International sporting events have always been a tool used by states to solidify their image abroad. The Soviet Union, for example, used sport to strengthen the image of communism among its neighboring countries. As Soviet writers Yuri Kotov and Ivan Yudovich stated in 1978, "The increasing number of successes achieved by Soviet sportsmen in sport has particular significance today. Each new victory is a victory for the Soviet form of society and the socialist sports system; it provides irrefutable proof of the superiority of socialist culture over the decaying culture of capitalist states." The self-image of the state as well as processes of national myth-making becomes deeply embedded in sporting competitions. Boycotts as well as the excluding of countries from competition become ways in which the international community or ethnic minorities deny or problematize the national myth of a particular state. It is a way of communicating to the country that its image of itself is not legitimate.

In the 1970s and 1980s, for example, South Africa's system of apartheid (whereby the black majority were denied political rights as well as social and economic opportunities) caused the regime to become an international pariah.
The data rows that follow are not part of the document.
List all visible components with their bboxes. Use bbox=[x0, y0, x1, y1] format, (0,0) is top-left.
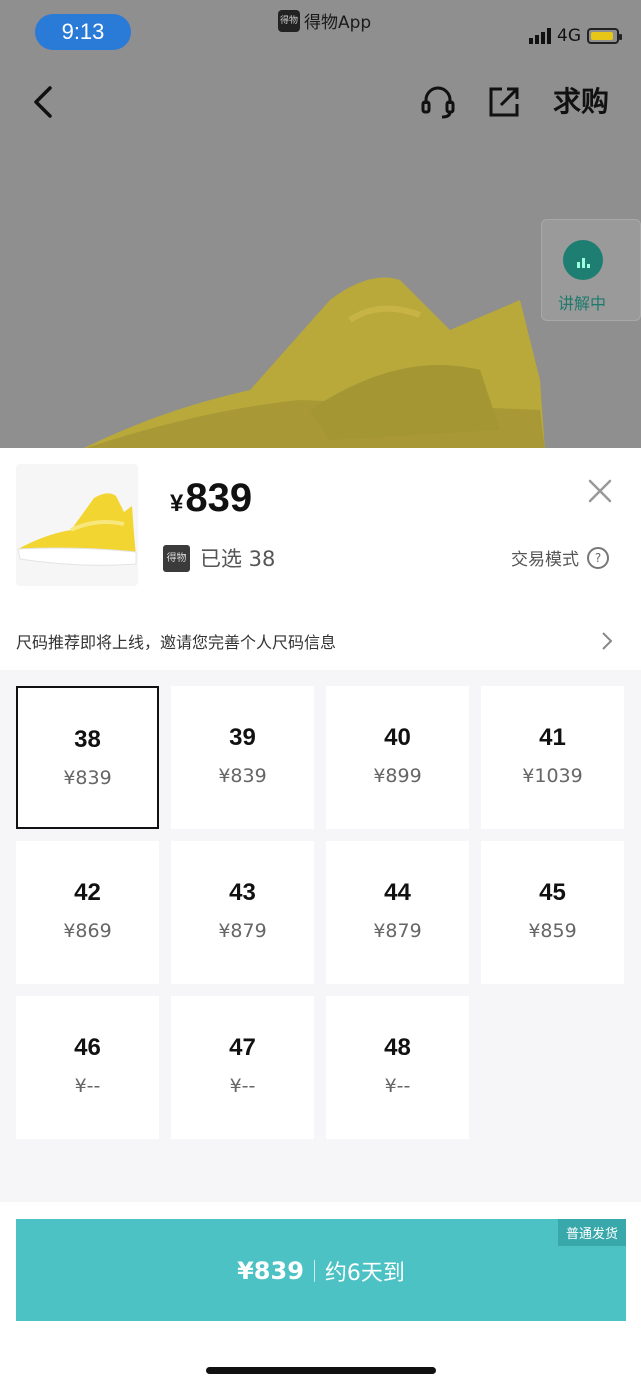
network-type: 4G bbox=[557, 26, 581, 46]
size-option-45[interactable]: 45 ¥859 bbox=[481, 841, 624, 984]
buy-button[interactable]: 普通发货 ¥839 约6天到 bbox=[16, 1219, 626, 1321]
delivery-eta: 约6天到 bbox=[324, 1261, 405, 1286]
question-icon: ? bbox=[587, 546, 609, 569]
size-number: 38 bbox=[74, 726, 101, 753]
size-price: ¥839 bbox=[218, 765, 267, 787]
shipping-type-badge: 普通发货 bbox=[557, 1219, 626, 1246]
app-logo-icon: 得物 bbox=[278, 9, 300, 32]
size-option-44[interactable]: 44 ¥879 bbox=[326, 841, 469, 984]
size-number: 39 bbox=[229, 724, 256, 751]
status-app-label: 得物 得物App bbox=[278, 8, 371, 33]
size-recommend-tip[interactable]: 尺码推荐即将上线，邀请您完善个人尺码信息 bbox=[0, 613, 641, 669]
size-option-42[interactable]: 42 ¥869 bbox=[16, 841, 159, 984]
trade-mode-label: 交易模式 bbox=[511, 550, 579, 570]
selected-price: ¥839 bbox=[170, 476, 253, 520]
signal-icon bbox=[529, 28, 551, 44]
buy-price: ¥839 bbox=[237, 1257, 304, 1285]
size-price: ¥1039 bbox=[522, 765, 583, 787]
customer-service-icon[interactable] bbox=[420, 84, 456, 120]
size-option-43[interactable]: 43 ¥879 bbox=[171, 841, 314, 984]
size-price: ¥859 bbox=[528, 920, 577, 942]
back-arrow-icon[interactable] bbox=[30, 84, 60, 120]
home-indicator[interactable] bbox=[206, 1367, 436, 1374]
tip-text: 尺码推荐即将上线，邀请您完善个人尺码信息 bbox=[16, 633, 337, 652]
status-time: 9:13 bbox=[35, 14, 131, 50]
size-selection-sheet: ¥839 得物 已选 38 交易模式 ? 尺码推荐即将上线，邀请您完善个人尺码信… bbox=[0, 448, 641, 1387]
size-price: ¥879 bbox=[373, 920, 422, 942]
size-price: ¥899 bbox=[373, 765, 422, 787]
size-option-41[interactable]: 41 ¥1039 bbox=[481, 686, 624, 829]
share-icon[interactable] bbox=[486, 84, 522, 120]
size-number: 42 bbox=[74, 879, 101, 906]
size-option-40[interactable]: 40 ¥899 bbox=[326, 686, 469, 829]
battery-icon bbox=[587, 28, 622, 44]
want-to-buy-button[interactable]: 求购 bbox=[553, 84, 609, 120]
size-price: ¥-- bbox=[229, 1075, 256, 1097]
size-number: 41 bbox=[539, 724, 566, 751]
size-grid: 38 ¥839 39 ¥839 40 ¥899 41 ¥1039 42 ¥869… bbox=[0, 670, 641, 1202]
size-number: 45 bbox=[539, 879, 566, 906]
size-price: ¥869 bbox=[63, 920, 112, 942]
size-number: 44 bbox=[384, 879, 411, 906]
divider bbox=[313, 1260, 315, 1282]
size-option-47[interactable]: 47 ¥-- bbox=[171, 996, 314, 1139]
size-option-46[interactable]: 46 ¥-- bbox=[16, 996, 159, 1139]
product-thumbnail bbox=[16, 464, 138, 586]
size-number: 47 bbox=[229, 1034, 256, 1061]
app-name: 得物App bbox=[304, 13, 372, 33]
close-icon[interactable] bbox=[587, 478, 613, 504]
status-indicators: 4G bbox=[529, 26, 622, 46]
size-option-39[interactable]: 39 ¥839 bbox=[171, 686, 314, 829]
selected-size-label: 已选 38 bbox=[200, 547, 276, 571]
product-hero-image bbox=[84, 277, 545, 448]
selected-size-row: 得物 已选 38 bbox=[163, 543, 275, 573]
dewu-logo-icon: 得物 bbox=[163, 544, 190, 572]
size-number: 46 bbox=[74, 1034, 101, 1061]
size-number: 48 bbox=[384, 1034, 411, 1061]
size-number: 40 bbox=[384, 724, 411, 751]
size-price: ¥879 bbox=[218, 920, 267, 942]
size-price: ¥-- bbox=[74, 1075, 101, 1097]
trade-mode-link[interactable]: 交易模式 ? bbox=[511, 545, 609, 570]
size-option-48[interactable]: 48 ¥-- bbox=[326, 996, 469, 1139]
background-page-overlay: 9:13 得物 得物App 4G 求购 讲解中 bbox=[0, 0, 641, 448]
buy-button-content: ¥839 约6天到 bbox=[16, 1255, 626, 1287]
size-option-38[interactable]: 38 ¥839 bbox=[16, 686, 159, 829]
size-number: 43 bbox=[229, 879, 256, 906]
size-price: ¥-- bbox=[384, 1075, 411, 1097]
shoe-thumbnail-image bbox=[17, 493, 137, 566]
size-price: ¥839 bbox=[63, 767, 112, 789]
chevron-right-icon bbox=[602, 632, 613, 650]
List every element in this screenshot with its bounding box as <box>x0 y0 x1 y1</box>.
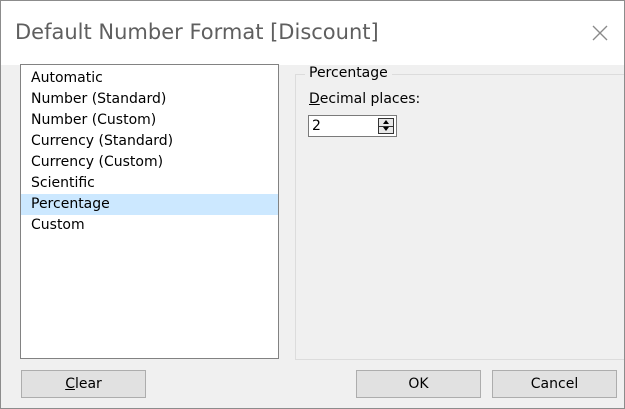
decimal-places-label: Decimal places: <box>309 91 420 107</box>
decimal-places-mnemonic: D <box>309 91 320 107</box>
title-bar: Default Number Format [Discount] <box>1 1 624 65</box>
decimal-places-value[interactable]: 2 <box>312 118 321 134</box>
list-item-currency-custom[interactable]: Currency (Custom) <box>21 152 278 173</box>
list-item-custom[interactable]: Custom <box>21 215 278 236</box>
ok-button[interactable]: OK <box>356 370 481 398</box>
list-item-scientific[interactable]: Scientific <box>21 173 278 194</box>
list-item-percentage[interactable]: Percentage <box>21 194 278 215</box>
dialog-title: Default Number Format [Discount] <box>15 20 379 44</box>
list-item-number-standard[interactable]: Number (Standard) <box>21 89 278 110</box>
number-format-dialog: Default Number Format [Discount] Automat… <box>0 0 625 409</box>
list-item-currency-standard[interactable]: Currency (Standard) <box>21 131 278 152</box>
list-item-number-custom[interactable]: Number (Custom) <box>21 110 278 131</box>
decimal-places-label-text: ecimal places: <box>319 91 421 107</box>
group-title: Percentage <box>305 65 392 81</box>
format-list[interactable]: Automatic Number (Standard) Number (Cust… <box>20 64 279 359</box>
spin-buttons[interactable] <box>378 118 394 134</box>
close-icon <box>592 25 608 41</box>
clear-label: lear <box>74 376 102 392</box>
decimal-places-stepper[interactable]: 2 <box>308 115 397 137</box>
clear-button[interactable]: Clear <box>21 370 146 398</box>
clear-mnemonic: C <box>65 376 75 392</box>
list-item-automatic[interactable]: Automatic <box>21 68 278 89</box>
close-button[interactable] <box>586 19 614 47</box>
cancel-button[interactable]: Cancel <box>492 370 617 398</box>
chevron-down-icon[interactable] <box>379 126 393 133</box>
South Africa was banned from a host of sporting competitions such as golf, cricket, tennis and rugby. The profound cold shoulder received by the international community cut so deep that in a 1977 survey, white South Africans ranked the lack of international sport as one of the most damaging consequences of apartheid. According to Rob Nixon, "White South Africans were vulnerable to a boycott not because sport transcends politics, but because sport's quasi-theological rites are wholly integral to the politics of nationalism."

In countries like Sri Lanka, where minority populations have long nursed socio-political, religious, and linguistic grievances with the state, boycotts should come as no surprise. While the contexts of apartheid South Africa is wholly different from Sri Lanka, similarities exist in that marginalized populations, especially those in the diaspora, insist that they cannot participate in the national myth. Many in the Tamil diaspora do not believe in Sri Lanka's sporting idols, and feel left out of what Emile Durkheim termed the "collective effervescence". This is unfortunate, as sport has historically offered a profound avenue through which to rally populations around a unified civil religion and could serve as the arena for reconciliation.